The so-called WeTac glove-like device improves on existing systems that are bulky and tangled with wires.
A team led by the City University of Hong Kong (CityU) say the wireless haptic interface is worn on the hand, where ultrathin soft skin-like features let it collect ‘tactile sensation data’ to provide a vivid touch experience in the metaverse.
The WeTac patches provide programmable spatio-temporal feedback patterns on the hand, with 32 electrotactile stimulation pixels on the palm instead of the fingertips only.
According to research published in Nature Machine Intelligence, WeTac has been successfully integrated into VR and AR scenarios.
The report says users can feel virtual objects in different scenarios, such as grasping a tennis ball in sports training, touching a cactus, or feeling a mouse running on the hand.
Suggested uses include remote control of robots, sensory regain from prosthetics and even learning the violin.
‘The system has application potential in gaming, sports and skills training, social activities, and remote robotic controls,’ said research leader, Dr Yu Xinge.
‘Touch feedback has great potential, along with visual and audial information, in virtual reality (VR), so we kept trying to make the haptic interface thinner, softer, more compact and wireless, so that it could be freely used on the hand, like a second skin,’

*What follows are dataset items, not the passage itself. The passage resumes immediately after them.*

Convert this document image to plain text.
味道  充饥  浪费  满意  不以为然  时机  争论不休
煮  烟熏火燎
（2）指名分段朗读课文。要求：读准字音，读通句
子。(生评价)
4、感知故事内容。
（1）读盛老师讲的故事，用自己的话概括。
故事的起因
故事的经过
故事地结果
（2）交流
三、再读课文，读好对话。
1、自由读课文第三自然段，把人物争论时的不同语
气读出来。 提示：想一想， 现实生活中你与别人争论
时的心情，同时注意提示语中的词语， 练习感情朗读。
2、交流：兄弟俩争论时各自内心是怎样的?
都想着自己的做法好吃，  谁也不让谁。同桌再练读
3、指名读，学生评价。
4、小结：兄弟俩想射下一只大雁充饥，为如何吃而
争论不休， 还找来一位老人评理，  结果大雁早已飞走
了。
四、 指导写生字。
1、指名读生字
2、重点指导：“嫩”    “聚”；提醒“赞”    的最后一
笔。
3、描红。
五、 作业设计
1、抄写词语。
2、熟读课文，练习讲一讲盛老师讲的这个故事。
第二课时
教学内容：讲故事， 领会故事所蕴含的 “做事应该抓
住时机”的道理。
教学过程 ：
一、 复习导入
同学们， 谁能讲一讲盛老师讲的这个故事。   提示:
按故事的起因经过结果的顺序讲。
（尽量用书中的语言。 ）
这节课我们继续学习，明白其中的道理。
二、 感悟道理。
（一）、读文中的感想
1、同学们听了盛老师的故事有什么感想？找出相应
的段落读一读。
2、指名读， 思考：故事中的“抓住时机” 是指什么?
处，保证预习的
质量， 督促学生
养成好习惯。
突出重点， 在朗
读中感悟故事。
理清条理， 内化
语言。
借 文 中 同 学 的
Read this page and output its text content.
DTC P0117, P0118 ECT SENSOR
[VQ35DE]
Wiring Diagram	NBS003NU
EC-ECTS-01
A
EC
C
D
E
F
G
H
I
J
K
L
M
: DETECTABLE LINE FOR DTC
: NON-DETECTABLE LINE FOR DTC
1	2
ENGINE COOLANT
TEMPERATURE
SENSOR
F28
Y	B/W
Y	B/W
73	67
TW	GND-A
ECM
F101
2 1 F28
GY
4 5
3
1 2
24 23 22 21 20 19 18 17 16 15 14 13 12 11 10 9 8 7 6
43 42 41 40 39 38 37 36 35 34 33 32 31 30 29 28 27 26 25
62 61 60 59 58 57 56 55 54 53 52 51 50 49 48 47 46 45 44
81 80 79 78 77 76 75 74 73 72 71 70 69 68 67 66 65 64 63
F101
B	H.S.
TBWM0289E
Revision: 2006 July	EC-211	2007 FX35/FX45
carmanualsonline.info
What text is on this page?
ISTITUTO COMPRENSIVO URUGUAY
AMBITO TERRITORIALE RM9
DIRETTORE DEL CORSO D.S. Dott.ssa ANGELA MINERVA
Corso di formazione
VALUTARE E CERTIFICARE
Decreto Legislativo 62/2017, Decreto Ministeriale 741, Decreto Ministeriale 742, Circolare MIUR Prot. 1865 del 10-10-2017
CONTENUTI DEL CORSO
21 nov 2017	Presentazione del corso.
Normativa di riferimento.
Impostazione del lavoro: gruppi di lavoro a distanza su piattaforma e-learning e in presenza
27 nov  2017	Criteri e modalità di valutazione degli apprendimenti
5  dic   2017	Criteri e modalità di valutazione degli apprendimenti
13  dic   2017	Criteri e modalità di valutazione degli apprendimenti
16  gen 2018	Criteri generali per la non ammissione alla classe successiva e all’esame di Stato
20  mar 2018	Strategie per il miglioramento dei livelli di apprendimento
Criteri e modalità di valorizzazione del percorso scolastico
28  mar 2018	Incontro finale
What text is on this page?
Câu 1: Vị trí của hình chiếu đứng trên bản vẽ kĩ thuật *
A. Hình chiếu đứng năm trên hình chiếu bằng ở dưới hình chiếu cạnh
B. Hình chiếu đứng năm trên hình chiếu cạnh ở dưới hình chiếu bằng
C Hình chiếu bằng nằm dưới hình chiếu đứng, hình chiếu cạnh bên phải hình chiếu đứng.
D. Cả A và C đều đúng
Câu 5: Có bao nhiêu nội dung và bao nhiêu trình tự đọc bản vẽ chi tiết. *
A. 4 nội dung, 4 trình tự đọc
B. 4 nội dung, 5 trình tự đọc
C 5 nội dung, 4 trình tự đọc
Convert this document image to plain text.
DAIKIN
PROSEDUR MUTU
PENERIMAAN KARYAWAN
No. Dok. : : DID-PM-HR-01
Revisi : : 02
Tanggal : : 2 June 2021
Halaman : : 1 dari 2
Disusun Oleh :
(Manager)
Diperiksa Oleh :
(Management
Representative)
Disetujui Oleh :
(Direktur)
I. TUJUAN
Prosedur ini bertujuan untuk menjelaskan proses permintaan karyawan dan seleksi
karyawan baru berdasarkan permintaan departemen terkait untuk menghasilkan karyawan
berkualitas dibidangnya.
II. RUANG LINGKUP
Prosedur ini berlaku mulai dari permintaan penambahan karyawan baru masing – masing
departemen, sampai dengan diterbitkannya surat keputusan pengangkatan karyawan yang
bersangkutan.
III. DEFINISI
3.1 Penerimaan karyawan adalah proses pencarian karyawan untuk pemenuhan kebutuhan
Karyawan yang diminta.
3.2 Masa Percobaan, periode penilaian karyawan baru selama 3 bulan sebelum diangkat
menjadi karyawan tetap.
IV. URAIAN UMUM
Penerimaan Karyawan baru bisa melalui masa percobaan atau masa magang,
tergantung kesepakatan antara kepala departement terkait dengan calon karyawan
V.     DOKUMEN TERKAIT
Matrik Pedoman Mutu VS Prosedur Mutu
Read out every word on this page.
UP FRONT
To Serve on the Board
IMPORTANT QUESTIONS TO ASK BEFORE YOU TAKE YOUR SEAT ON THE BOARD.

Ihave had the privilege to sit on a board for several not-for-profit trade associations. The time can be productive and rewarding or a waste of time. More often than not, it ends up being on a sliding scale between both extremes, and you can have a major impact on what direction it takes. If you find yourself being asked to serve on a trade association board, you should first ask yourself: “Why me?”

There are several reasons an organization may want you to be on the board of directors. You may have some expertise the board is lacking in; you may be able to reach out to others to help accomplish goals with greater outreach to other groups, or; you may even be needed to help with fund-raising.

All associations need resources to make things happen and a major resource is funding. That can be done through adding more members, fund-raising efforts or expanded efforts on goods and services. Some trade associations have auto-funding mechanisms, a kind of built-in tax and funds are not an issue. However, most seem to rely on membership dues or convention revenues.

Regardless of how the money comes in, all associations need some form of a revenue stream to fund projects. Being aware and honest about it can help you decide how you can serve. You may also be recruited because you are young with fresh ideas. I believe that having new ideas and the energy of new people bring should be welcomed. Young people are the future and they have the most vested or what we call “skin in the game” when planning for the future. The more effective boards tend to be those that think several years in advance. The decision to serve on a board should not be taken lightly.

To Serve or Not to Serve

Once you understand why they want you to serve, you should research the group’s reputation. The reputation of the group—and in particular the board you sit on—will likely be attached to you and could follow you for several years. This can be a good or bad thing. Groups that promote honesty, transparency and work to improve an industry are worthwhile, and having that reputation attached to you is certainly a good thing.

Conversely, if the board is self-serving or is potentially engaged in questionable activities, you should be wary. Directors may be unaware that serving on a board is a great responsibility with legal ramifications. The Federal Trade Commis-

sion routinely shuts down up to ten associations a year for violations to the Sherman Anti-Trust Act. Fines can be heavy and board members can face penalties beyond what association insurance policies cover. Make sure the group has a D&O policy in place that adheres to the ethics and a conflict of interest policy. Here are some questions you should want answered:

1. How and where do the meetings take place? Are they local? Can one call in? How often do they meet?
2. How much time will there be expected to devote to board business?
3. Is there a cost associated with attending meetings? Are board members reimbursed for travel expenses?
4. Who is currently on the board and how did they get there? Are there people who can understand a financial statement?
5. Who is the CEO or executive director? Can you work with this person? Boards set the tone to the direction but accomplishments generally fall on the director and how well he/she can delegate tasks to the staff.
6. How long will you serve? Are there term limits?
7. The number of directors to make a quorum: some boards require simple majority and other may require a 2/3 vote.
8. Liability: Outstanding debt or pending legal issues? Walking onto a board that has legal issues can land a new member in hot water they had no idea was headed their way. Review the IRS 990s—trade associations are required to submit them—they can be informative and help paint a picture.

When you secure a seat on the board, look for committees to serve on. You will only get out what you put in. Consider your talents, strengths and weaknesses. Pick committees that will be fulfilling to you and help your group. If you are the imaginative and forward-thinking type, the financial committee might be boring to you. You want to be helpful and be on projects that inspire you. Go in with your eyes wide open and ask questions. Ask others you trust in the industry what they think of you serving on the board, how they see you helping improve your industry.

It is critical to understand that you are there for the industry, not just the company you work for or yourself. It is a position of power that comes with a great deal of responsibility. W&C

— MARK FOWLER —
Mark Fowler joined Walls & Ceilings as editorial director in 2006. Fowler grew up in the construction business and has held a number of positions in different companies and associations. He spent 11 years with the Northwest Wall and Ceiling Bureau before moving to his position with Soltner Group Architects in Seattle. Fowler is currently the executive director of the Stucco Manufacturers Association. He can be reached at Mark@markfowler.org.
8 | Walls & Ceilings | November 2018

Xinge believes that this invention is a powerful tool for providing ‘virtual touching’ and an inspiration for the development of the metaverse, human-machine interface (HMI) and other fields.
The study says existing haptic gloves rely on bulky pumps and air ducts, powered and controlled through a tangle of cords and cables, which can hinder the immersive experience of VR and augmented reality (AR) users.
The newly developed WeTac overcomes these shortcomings with its soft, ultrathin, skin-integrated wireless electrotactile system.
The system comprises two parts: a miniaturised soft driver unit, attached to the forearm as a control panel, and hydrogel-based electrode hand patch as a haptic interface.
The entire driver unit weighs only 19.2 grams and is small (5cm x 5cm x 2.1mm) enough to be mounted on the arm.
It uses Bluetooth low energy (BLE) wireless communication and a small rechargeable lithium-ion battery. The hand patch is only 220 µm to 1mm thick, with electrodes on the palm.
The study says that it exhibits ‘great flexibility’ and ‘guarantees effective feedback’ in various poses and gestures.